Reading

July 22, 2008 at 7:14 am (Uncategorized)

For years now, i’ve loved to sightread. I’m not really sure why; i know that sightreadng makes for a slight break from the monotoy of working on the same piece over and over again, but then it’s also is nice to just be able to read a piece and not have to worry about hitting all the right notes. Either way, on those days i come into Band or Orchestra, and a new piece is sitting on my stand waiting for me, rehearsal takes an instantaneous turn for the better.

Of late i suppose i’ve thought of my life a lot like perpetual sighreading. The thing with sightreading is that you really don’t have to play it anywhere near perfect. The higher in the musical world you go, the better it has to be, but in most places, it is not crucial that one play too well the first time through. The main task, then, is just not getting lost. One. Always finding one. Always moving. And every time you stop, wait for one and just jump back in. The mistakes that go by are irrelevant, as long as you don’t let them happen again next time.
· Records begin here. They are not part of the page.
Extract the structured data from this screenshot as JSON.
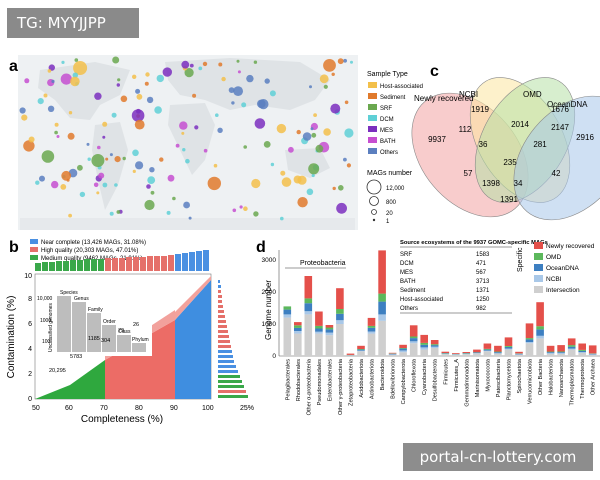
{
  "header": {
    "tag": "TG: MYYJJPP"
  },
  "watermark": {
    "text": "portal-cn-lottery.com"
  },
  "panel_a": {
    "label": "a",
    "legend_title": "Sample Type",
    "legend": [
      {
        "name": "Host-associated",
        "color": "#f3c04a"
      },
      {
        "name": "Sediment",
        "color": "#e07a2c"
      },
      {
        "name": "SRF",
        "color": "#6aa84f"
      },
      {
        "name": "DCM",
        "color": "#5fd0d6"
      },
      {
        "name": "MES",
        "color": "#7b2fbe"
      },
      {
        "name": "BATH",
        "color": "#c64fd0"
      },
      {
        "name": "Others",
        "color": "#5b7fbf"
      }
    ],
    "size_title": "MAGs number",
    "sizes": [
      "12,000",
      "800",
      "20",
      "1"
    ]
  },
  "panel_b": {
    "label": "b",
    "legend": [
      {
        "name": "Near complete (13,426 MAGs, 31.08%)",
        "color": "#4a90e2"
      },
      {
        "name": "High quality (20,303 MAGs, 47.01%)",
        "color": "#e5706a"
      },
      {
        "name": "Medium quality (9462 MAGs, 21.91%)",
        "color": "#3aa84a"
      }
    ],
    "xlabel": "Completeness (%)",
    "ylabel": "Contamination (%)",
    "xticks": [
      "50",
      "60",
      "70",
      "80",
      "90",
      "100"
    ],
    "yticks": [
      "0",
      "2",
      "4",
      "6",
      "8",
      "10"
    ],
    "right_pct": "25%",
    "inset": {
      "ylabel": "Unclassified genomes",
      "yticks": [
        "10,000",
        "1000",
        "100"
      ],
      "categories": [
        "Species",
        "Genus",
        "Family",
        "Order",
        "Class",
        "Phylum"
      ],
      "values": [
        "20,295",
        "5783",
        "1185",
        "304",
        "79",
        "26"
      ]
    }
  },
  "panel_c": {
    "label": "c",
    "sets": [
      "NCBI",
      "OMD",
      "OceanDNA",
      "Newly recovered"
    ],
    "values": [
      "1919",
      "1676",
      "2916",
      "9937",
      "112",
      "2014",
      "2147",
      "36",
      "281",
      "235",
      "57",
      "1398",
      "34",
      "42",
      "1391"
    ]
  },
  "panel_d": {
    "label": "d",
    "ylabel": "Genome number",
    "yticks": [
      "0",
      "1000",
      "2000",
      "3000"
    ],
    "group_label": "Proteobacteria",
    "specific_label": "Specific",
    "legend": [
      {
        "name": "Newly recovered",
        "color": "#e4504a"
      },
      {
        "name": "OMD",
        "color": "#5cb85c"
      },
      {
        "name": "OceanDNA",
        "color": "#3d7fc1"
      },
      {
        "name": "NCBI",
        "color": "#a9c8e8"
      },
      {
        "name": "Intersection",
        "color": "#cfcfcf"
      }
    ],
    "table": {
      "title": "Source ecosystems of the 9937 GOMC-specific MAGs",
      "rows": [
        {
          "name": "SRF",
          "value": "1583"
        },
        {
          "name": "DCM",
          "value": "471"
        },
        {
          "name": "MES",
          "value": "567"
        },
        {
          "name": "BATH",
          "value": "3713"
        },
        {
          "name": "Sediment",
          "value": "1371"
        },
        {
          "name": "Host-associated",
          "value": "1250"
        },
        {
          "name": "Others",
          "value": "982"
        }
      ]
    },
    "chart_data": {
      "type": "bar",
      "ylabel": "Genome number",
      "ylim": [
        0,
        3500
      ],
      "categories": [
        "Pelagibacterales",
        "Rhodobacterales",
        "Other α-proteobacteria",
        "Pseudomonadales",
        "Enterobacterales",
        "Other γ-proteobacteria",
        "Zetaproteobacteria",
        "Acidobacteriota",
        "Actinobacteriota",
        "Bacteroidota",
        "Bdellovibrionota",
        "Campylobacterota",
        "Chloroflexota",
        "Cyanobacteria",
        "Desulfobacterota",
        "Firmicutes",
        "Firmicutes_A",
        "Gemmatimonadota",
        "Marinisomatota",
        "Myxococcota",
        "Patescibacteria",
        "Planctomycetota",
        "Spirochaetota",
        "Verrucomicrobiota",
        "Other Bacteria",
        "Halobacteriota",
        "Nanoarchaeota",
        "Thermoplasmatota",
        "Thermoproteota",
        "Other Archaea"
      ],
      "series": [
        {
          "name": "Intersection",
          "values": [
            1200,
            700,
            1300,
            700,
            650,
            1000,
            20,
            150,
            700,
            1100,
            40,
            120,
            400,
            200,
            250,
            60,
            40,
            60,
            80,
            150,
            80,
            200,
            40,
            400,
            550,
            70,
            70,
            200,
            100,
            40
          ]
        },
        {
          "name": "NCBI",
          "values": [
            100,
            80,
            100,
            60,
            80,
            120,
            5,
            20,
            60,
            200,
            10,
            50,
            60,
            70,
            40,
            10,
            10,
            10,
            10,
            20,
            10,
            30,
            10,
            40,
            80,
            20,
            20,
            30,
            20,
            10
          ]
        },
        {
          "name": "OceanDNA",
          "values": [
            150,
            100,
            250,
            100,
            100,
            200,
            5,
            30,
            120,
            400,
            20,
            60,
            100,
            80,
            50,
            15,
            10,
            15,
            20,
            30,
            30,
            50,
            20,
            80,
            200,
            30,
            30,
            60,
            40,
            20
          ]
        },
        {
          "name": "OMD",
          "values": [
            100,
            80,
            150,
            80,
            60,
            150,
            5,
            20,
            60,
            250,
            10,
            20,
            50,
            60,
            30,
            10,
            5,
            10,
            10,
            20,
            20,
            30,
            10,
            40,
            100,
            20,
            20,
            50,
            30,
            10
          ]
        },
        {
          "name": "Newly recovered",
          "values": [
            0,
            100,
            700,
            450,
            80,
            650,
            40,
            100,
            250,
            1350,
            20,
            100,
            350,
            250,
            130,
            40,
            25,
            30,
            80,
            170,
            180,
            270,
            50,
            460,
            750,
            180,
            200,
            210,
            200,
            250
          ]
        }
      ]
    }
  }
}
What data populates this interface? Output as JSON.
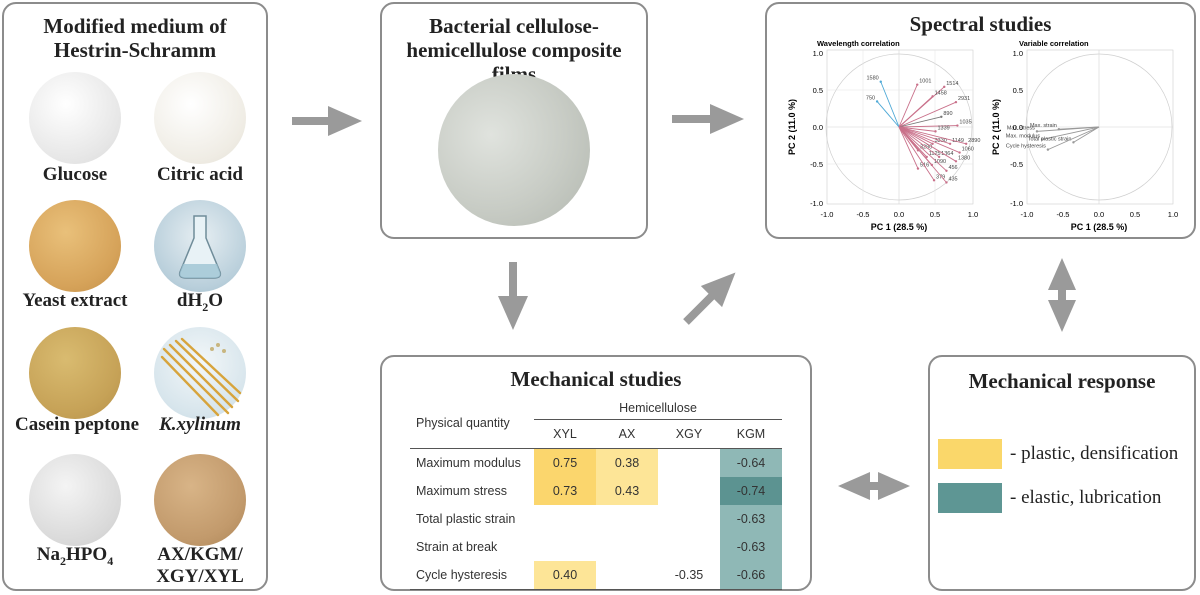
{
  "medium": {
    "title_line1": "Modified medium of",
    "title_line2": "Hestrin-Schramm",
    "items": [
      {
        "label": "Glucose",
        "color": "#f2f2f2"
      },
      {
        "label": "Citric acid",
        "color": "#f3f1ec"
      },
      {
        "label": "Yeast extract",
        "color": "#d9aa5e"
      },
      {
        "label": "dH",
        "sub": "2",
        "tail": "O",
        "color": "#bcd3df"
      },
      {
        "label": "Casein peptone",
        "color": "#c7a558"
      },
      {
        "label": "K.xylinum",
        "color": "#dde9ef"
      },
      {
        "label": "Na",
        "sub": "2",
        "tail": "HPO",
        "sub2": "4",
        "color": "#dcdcdc"
      },
      {
        "label_line1": "AX/KGM/",
        "label_line2": "XGY/XYL",
        "color": "#c8a072"
      }
    ]
  },
  "films": {
    "title_line1": "Bacterial cellulose-",
    "title_line2": "hemicellulose composite films",
    "color": "#c9cdc7"
  },
  "spectral": {
    "title": "Spectral studies",
    "left": {
      "subtitle": "Wavelength correlation",
      "xlabel": "PC 1 (28.5 %)",
      "ylabel": "PC 2 (11.0 %)",
      "xticks": [
        "-1.0",
        "-0.5",
        "0.0",
        "0.5",
        "1.0"
      ],
      "yticks": [
        "-1.0",
        "-0.5",
        "0.0",
        "0.5",
        "1.0"
      ],
      "points": [
        {
          "label": "1580",
          "x": -0.25,
          "y": 0.62,
          "color": "#4fa9d6"
        },
        {
          "label": "750",
          "x": -0.3,
          "y": 0.35,
          "color": "#4fa9d6"
        },
        {
          "label": "1001",
          "x": 0.25,
          "y": 0.58,
          "color": "#c9708a"
        },
        {
          "label": "1514",
          "x": 0.62,
          "y": 0.55,
          "color": "#c9708a"
        },
        {
          "label": "1458",
          "x": 0.46,
          "y": 0.42,
          "color": "#c9708a"
        },
        {
          "label": "2931",
          "x": 0.78,
          "y": 0.34,
          "color": "#c9708a"
        },
        {
          "label": "890",
          "x": 0.58,
          "y": 0.14,
          "color": "#777777"
        },
        {
          "label": "1035",
          "x": 0.8,
          "y": 0.02,
          "color": "#c9708a"
        },
        {
          "label": "1339",
          "x": 0.5,
          "y": -0.06,
          "color": "#c9708a"
        },
        {
          "label": "3330",
          "x": 0.46,
          "y": -0.23,
          "color": "#c9708a"
        },
        {
          "label": "1149",
          "x": 0.7,
          "y": -0.23,
          "color": "#c9708a"
        },
        {
          "label": "2890",
          "x": 0.92,
          "y": -0.23,
          "color": "#c9708a"
        },
        {
          "label": "3280",
          "x": 0.26,
          "y": -0.32,
          "color": "#c9708a"
        },
        {
          "label": "1060",
          "x": 0.83,
          "y": -0.35,
          "color": "#c9708a"
        },
        {
          "label": "1125",
          "x": 0.38,
          "y": -0.41,
          "color": "#c9708a"
        },
        {
          "label": "1364",
          "x": 0.55,
          "y": -0.41,
          "color": "#c9708a"
        },
        {
          "label": "1380",
          "x": 0.78,
          "y": -0.47,
          "color": "#c9708a"
        },
        {
          "label": "1090",
          "x": 0.45,
          "y": -0.52,
          "color": "#c9708a"
        },
        {
          "label": "516",
          "x": 0.26,
          "y": -0.57,
          "color": "#c9708a"
        },
        {
          "label": "456",
          "x": 0.65,
          "y": -0.6,
          "color": "#c9708a"
        },
        {
          "label": "379",
          "x": 0.48,
          "y": -0.73,
          "color": "#c9708a"
        },
        {
          "label": "435",
          "x": 0.65,
          "y": -0.76,
          "color": "#c9708a"
        }
      ]
    },
    "right": {
      "subtitle": "Variable correlation",
      "xlabel": "PC 1 (28.5 %)",
      "ylabel": "PC 2 (11.0 %)",
      "xticks": [
        "-1.0",
        "-0.5",
        "0.0",
        "0.5",
        "1.0"
      ],
      "yticks": [
        "-1.0",
        "-0.5",
        "0.0",
        "0.5",
        "1.0"
      ],
      "points": [
        {
          "label": "Max. stress",
          "x": -0.85,
          "y": -0.06,
          "color": "#999999"
        },
        {
          "label": "Max. strain",
          "x": -0.55,
          "y": -0.03,
          "color": "#999999"
        },
        {
          "label": "Max. modulus",
          "x": -0.78,
          "y": -0.17,
          "color": "#999999"
        },
        {
          "label": "Total plastic strain",
          "x": -0.35,
          "y": -0.21,
          "color": "#999999"
        },
        {
          "label": "Cycle hysteresis",
          "x": -0.7,
          "y": -0.31,
          "color": "#999999"
        }
      ]
    }
  },
  "mechanical": {
    "title": "Mechanical studies",
    "table": {
      "corner": "Physical quantity",
      "group_header": "Hemicellulose",
      "columns": [
        "XYL",
        "AX",
        "XGY",
        "KGM"
      ],
      "rows": [
        {
          "name": "Maximum modulus",
          "cells": [
            "0.75",
            "0.38",
            "",
            "-0.64"
          ]
        },
        {
          "name": "Maximum stress",
          "cells": [
            "0.73",
            "0.43",
            "",
            "-0.74"
          ]
        },
        {
          "name": "Total plastic strain",
          "cells": [
            "",
            "",
            "",
            "-0.63"
          ]
        },
        {
          "name": "Strain at break",
          "cells": [
            "",
            "",
            "",
            "-0.63"
          ]
        },
        {
          "name": "Cycle hysteresis",
          "cells": [
            "0.40",
            "",
            "-0.35",
            "-0.66"
          ]
        }
      ]
    }
  },
  "response": {
    "title": "Mechanical response",
    "legend": [
      {
        "text": "- plastic, densification",
        "color": "#fad76a"
      },
      {
        "text": "- elastic, lubrication",
        "color": "#5e9694"
      }
    ]
  }
}
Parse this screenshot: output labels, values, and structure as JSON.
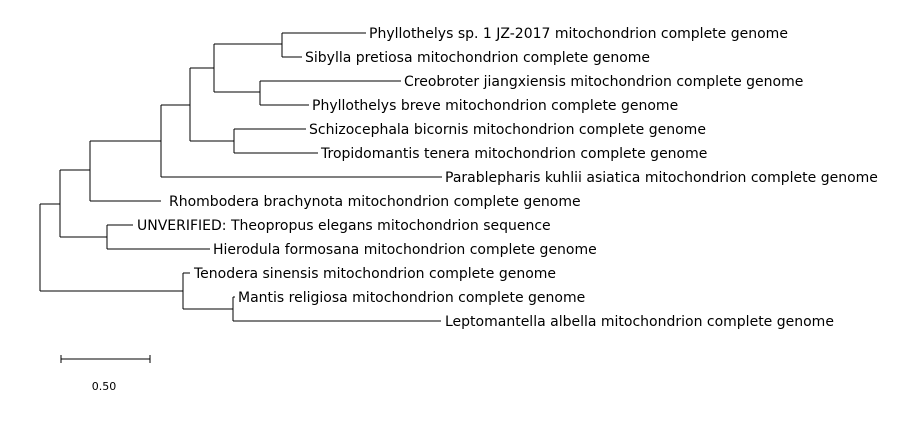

I don’t remember when Moulin Rouge came out. To be sure, i didn’t watch it immediately; it was far too risque for my parents to approve of me spending money to see it, but i did evntually watch it with Angelica. Through that movie, she taught me more or less the same thing that sightreading did– that mistakes and glitches were inevitable, and the only way to deal with them was to square your shoulders and sing, “The show must go on.” After watching Jim Broadbent sing that song, i changed the way i lived my life. On days when my Power Point was not working for a presentation that needed media, the show must go on. On days when i found myself pulling my foot out of my mouth for what felt like the millionth time, the show must go on. It was a good system.

Until the second time we read the piece. Not ok to keep getting lost anymore. Funny, but it seems that those faults of ours that irritate us the most are the ones which reoccur the most often. Maybe i’m the only one, but i constantly am wishing that i had paid more attention the first time. But then, the first time was the fun time, and now little is left, other than the hard work necessary to make the music into the masterpiece its composer intended it to be. That’s the tiring part, and i fear it is all too often the part i disregard. I tell myself the B is too high, or my tongue just isn’t capable of going that fast. I couldn’t do it the first time, and i certainly can’t do it this time. My brain shuts off, and i play something somewhere in the vicinity of what it was originally intended to be.

How much longer am i entitled to get by, living my life as less than i was originally intended to be? If God made me to be something exceptional, why do i just settle back in my seat and let the notes fly by without doing my utmost to make them outstanding? I may not be the best French Horn player that Point Loma has seen, but i’m sitting principal, and it’s time i acted like it. To say “The show must go on,” does not mean anymore that i can forget the things that went wrong the first time; it means that life doesn’t stop for my mistakes, so i might as well use them to make something good.

My High School Band teacher used to always say, “Dig in,” when we got a new piece. For some reason, it inspired me so much to work hard until i could play anything a composer asked of me. Now it’s time for me to work again. Time to stop waiting for one and just play the piece.